The OpenAI guide invites us to think of AI as a resource that:

  • Accelerates repetitive cognitive tasks.
  • Frees up time for what really matters: thinking, creating, deciding.
  • Helps knowledge flow faster within the organisation.
  • Enables small teams to scale their impact without the need to grow in structure.

This point also connects directly to how AI can adapt to everyday work, automating not only physical or transactional processes, but also more complex cognitive tasks such as content generation, text analysis, idea synthesis, and intelligent search.

In short: AI is not a technology project, but a change in the way we work. And the first step in identifying a good use case is to ask yourself:

What part of the job could this super assistant do?

Three signs to detect opportunities for using AI

One of the most practical contributions of the OpenAI guide is its proposal to start the search for use cases based on three very clear ‘signs’ that indicate you may have a good opportunity to apply AI:

Sign 1: Repetitive, low-value tasks

These are time-consuming activities that are done manually and do not really add any value. AI can take them on to free up the team’s time and redirect it to more strategic tasks.

Example: writing repetitive reports, responding to similar emails, or categorising support tickets.

Sign 2: Bottlenecks due to lack of skills or capacity

Here we are talking about tasks that do add value but are not being performed well (or not being done at all) because there is not enough time, people or specialised knowledge.

Example: complex data analysis, understanding customer feedback, creating personalised content at scale.

This point connects with how AI can help mitigate internal skill gaps and be a lever for scaling critical functions that require expert knowledge.

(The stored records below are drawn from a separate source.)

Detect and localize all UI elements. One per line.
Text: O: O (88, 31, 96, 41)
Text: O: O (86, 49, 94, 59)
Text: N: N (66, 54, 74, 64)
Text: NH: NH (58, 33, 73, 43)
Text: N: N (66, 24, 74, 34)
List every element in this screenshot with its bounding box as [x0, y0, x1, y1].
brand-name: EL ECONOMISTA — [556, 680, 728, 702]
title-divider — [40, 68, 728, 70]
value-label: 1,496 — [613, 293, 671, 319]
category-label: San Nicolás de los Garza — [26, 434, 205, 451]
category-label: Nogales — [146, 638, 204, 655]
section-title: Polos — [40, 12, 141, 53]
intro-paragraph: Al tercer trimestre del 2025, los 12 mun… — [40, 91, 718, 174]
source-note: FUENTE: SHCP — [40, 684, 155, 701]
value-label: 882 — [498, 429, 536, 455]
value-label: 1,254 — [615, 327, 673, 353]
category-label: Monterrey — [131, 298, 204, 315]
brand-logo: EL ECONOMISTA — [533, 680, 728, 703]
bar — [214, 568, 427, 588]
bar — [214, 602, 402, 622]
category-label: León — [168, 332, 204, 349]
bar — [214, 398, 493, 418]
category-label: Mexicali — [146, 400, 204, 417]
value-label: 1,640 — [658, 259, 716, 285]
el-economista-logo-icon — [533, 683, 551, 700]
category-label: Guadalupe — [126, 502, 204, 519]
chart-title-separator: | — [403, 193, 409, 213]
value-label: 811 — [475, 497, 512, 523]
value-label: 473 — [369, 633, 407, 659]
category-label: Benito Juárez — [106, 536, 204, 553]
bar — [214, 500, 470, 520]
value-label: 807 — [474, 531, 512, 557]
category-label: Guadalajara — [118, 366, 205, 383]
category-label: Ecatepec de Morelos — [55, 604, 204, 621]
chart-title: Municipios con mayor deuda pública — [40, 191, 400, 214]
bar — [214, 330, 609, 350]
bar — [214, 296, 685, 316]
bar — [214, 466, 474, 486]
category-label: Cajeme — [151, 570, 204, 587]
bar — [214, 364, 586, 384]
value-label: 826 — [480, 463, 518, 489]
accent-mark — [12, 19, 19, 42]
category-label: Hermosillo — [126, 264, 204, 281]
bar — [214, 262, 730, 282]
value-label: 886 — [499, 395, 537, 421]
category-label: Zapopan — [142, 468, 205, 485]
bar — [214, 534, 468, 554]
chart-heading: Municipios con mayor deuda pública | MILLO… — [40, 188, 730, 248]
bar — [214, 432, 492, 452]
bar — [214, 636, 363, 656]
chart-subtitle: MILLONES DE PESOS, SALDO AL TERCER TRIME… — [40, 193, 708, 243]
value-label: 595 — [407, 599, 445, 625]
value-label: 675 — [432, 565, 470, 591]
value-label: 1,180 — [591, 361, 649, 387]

Sign 3: Ambiguity or lack of clarity when starting complex tasks

Sometimes, the team is faced with tasks where they don’t know where to start. There is a lack of information, context, data or simply clarity. In these cases, generative AI models can act as ‘unblockers’ that make it easier to start complex processes.

Example: campaign planning, writing complex responses, exploring new products or markets.

This concept is closely related to the idea of AI as a creative engine or tool to accelerate ideation, supporting teams in the most exploratory or diffuse phases of innovation.

‘These signals are not always obvious at first. But once you recognise them, they become a map for finding high-impact opportunities.’